Thomas Alexander Russell grew up near Exeter in southwestern Ontario. His father was a prosperous farmer who was well known for breeding Shorthorns, initially importing some from his native Scotland in 1879. Tommy, as he was called, took a keen interest in helping with the livestock and accompanied his father to agricultural fairs, where Thos. Russell and Son exhibited their prize-winning cattle. While Tommy may have been content to follow in his father’s footsteps, his parents made sure that he took his education seriously. He attended elementary school in Exeter and high school in St Marys, where he earned the highest marks in several subjects in his final year. According to his classmate and lifelong friend Arthur Meighen*, Tommy showed great promise academically and “was the widest reader of my acquaintance.” Russell was awarded a scholarship to the University of Toronto and entered University College in 1895. Tall and fit, he was an avid rugby player, a member of the winning intercollegiate debates team, and, during his final year, secretary-treasurer of the university’s athletic association. He graduated in 1899 at the top of his class with a ba in political science.

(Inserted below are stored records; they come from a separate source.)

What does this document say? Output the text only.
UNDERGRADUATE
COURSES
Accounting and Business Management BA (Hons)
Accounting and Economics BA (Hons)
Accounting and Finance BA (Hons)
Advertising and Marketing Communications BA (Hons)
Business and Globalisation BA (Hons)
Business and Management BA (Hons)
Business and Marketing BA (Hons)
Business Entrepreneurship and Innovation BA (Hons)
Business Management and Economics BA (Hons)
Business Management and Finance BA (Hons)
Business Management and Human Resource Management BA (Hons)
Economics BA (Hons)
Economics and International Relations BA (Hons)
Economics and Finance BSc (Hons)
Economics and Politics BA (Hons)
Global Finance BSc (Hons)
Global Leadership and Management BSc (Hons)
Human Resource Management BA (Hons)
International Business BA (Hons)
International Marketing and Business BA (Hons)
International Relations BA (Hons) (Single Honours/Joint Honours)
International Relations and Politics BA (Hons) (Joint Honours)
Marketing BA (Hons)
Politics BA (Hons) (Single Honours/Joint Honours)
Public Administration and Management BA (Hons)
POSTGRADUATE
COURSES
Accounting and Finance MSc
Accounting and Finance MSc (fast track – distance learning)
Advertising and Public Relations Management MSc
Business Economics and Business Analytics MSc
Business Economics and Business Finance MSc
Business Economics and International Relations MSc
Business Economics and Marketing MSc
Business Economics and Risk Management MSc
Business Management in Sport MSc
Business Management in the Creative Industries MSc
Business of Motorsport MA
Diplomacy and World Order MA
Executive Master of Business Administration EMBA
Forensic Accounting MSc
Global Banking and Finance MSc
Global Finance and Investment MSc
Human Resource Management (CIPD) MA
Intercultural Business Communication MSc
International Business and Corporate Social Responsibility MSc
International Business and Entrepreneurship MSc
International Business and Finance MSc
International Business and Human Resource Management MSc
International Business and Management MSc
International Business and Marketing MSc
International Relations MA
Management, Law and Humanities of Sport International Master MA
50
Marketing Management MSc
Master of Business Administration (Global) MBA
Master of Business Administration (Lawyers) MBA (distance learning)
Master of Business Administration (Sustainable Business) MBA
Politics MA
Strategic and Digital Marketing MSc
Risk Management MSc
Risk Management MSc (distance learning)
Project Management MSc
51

Russell’s academic success secured him a postgraduate scholarship that provided a one-year appointment as lecturer in the department of political science. He then thought about returning to the land, but decided to explore new opportunities in business and industry. He learned that the Canadian Manufacturers’ Association was looking for an executive secretary to run the central office in Toronto. He applied and was, as he would later confess, “more than a trifle surprised” when he was hired in 1901.

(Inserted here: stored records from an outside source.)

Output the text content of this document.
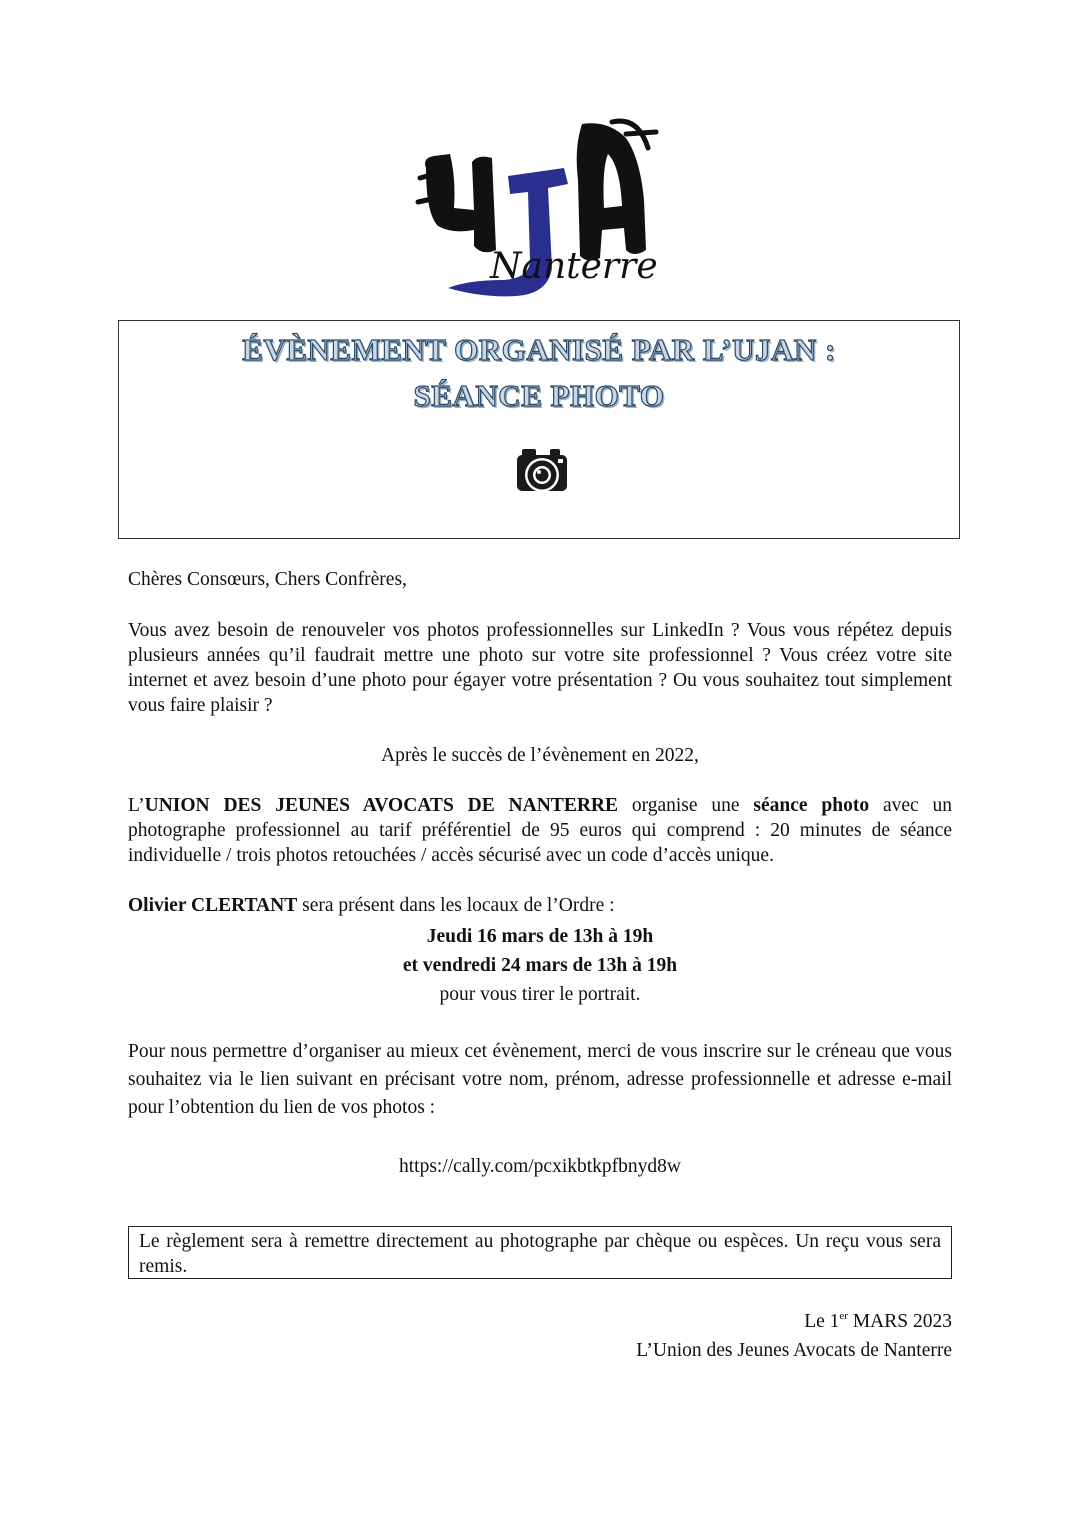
Nanterre
ÉVÈNEMENT ORGANISÉ PAR L’UJAN :
SÉANCE PHOTO
Chères Consœurs, Chers Confrères,
Vous avez besoin de renouveler vos photos professionnelles sur LinkedIn ? Vous vous répétez depuis plusieurs années qu’il faudrait mettre une photo sur votre site professionnel ? Vous créez votre site internet et avez besoin d’une photo pour égayer votre présentation ? Ou vous souhaitez tout simplement vous faire plaisir ?
Après le succès de l’évènement en 2022,
L’UNION DES JEUNES AVOCATS DE NANTERRE organise une séance photo avec un photographe professionnel au tarif préférentiel de 95 euros qui comprend : 20 minutes de séance individuelle / trois photos retouchées / accès sécurisé avec un code d’accès unique.
Olivier CLERTANT sera présent dans les locaux de l’Ordre :
Jeudi 16 mars de 13h à 19h
et vendredi 24 mars de 13h à 19h
pour vous tirer le portrait.
Pour nous permettre d’organiser au mieux cet évènement, merci de vous inscrire sur le créneau que vous souhaitez via le lien suivant en précisant votre nom, prénom, adresse professionnelle et adresse e-mail pour l’obtention du lien de vos photos :
https://cally.com/pcxikbtkpfbnyd8w
Le règlement sera à remettre directement au photographe par chèque ou espèces. Un reçu vous sera remis.
Le 1er MARS 2023
L’Union des Jeunes Avocats de Nanterre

At the time the CMA was a rather conservative, undersubscribed organization with only 132 members, each paying annual dues of $10. Within just 18 months Russell had boosted membership to over 900 and established the official magazine, Industrial Canada. His achievements caught the attention of the Toronto business community. Joseph Wesley Flavelle was so impressed that he approached Russell about working for him at the William Davies Company Limited, his meat-packing firm. Russell declined because he could not see himself employed at an abattoir. Flavelle was also one of the financiers behind the Canada Cycle and Motor Company, along with fellow Methodists Walter Edward Hart Massey*, George Albertus Cox*, Alfred Ernest Ames, and others. During the bicycle boom of the late 1890s they had purchased and merged five southern Ontario bicycle manufacturers to form CCM, which would soon be one of Canada’s largest companies with public subscribers. However, after a sudden decline in bicycle sales, a fire that destroyed its St Catharines factory in 1901, and financial fallout from bad management decisions, CCM was facing bankruptcy and lawsuits from shareholders. The company needed a shake-up, and Flavelle convinced the board that the young, capable Tommy Russell had the talent to do it. Russell accepted the task in 1902 and found CCM to his liking: not only did it present an administrative and financial challenge, but as a farm lad with an aptitude for mechanics, he also enjoyed the engineering details and factory operations although he had no formal technical training. Moreover, CCM aspired to make automobiles, and Russell, like Gordon Morton McGregor* and Robert Samuel McLaughlin*, was intrigued by the motor car, becoming an early enthusiast.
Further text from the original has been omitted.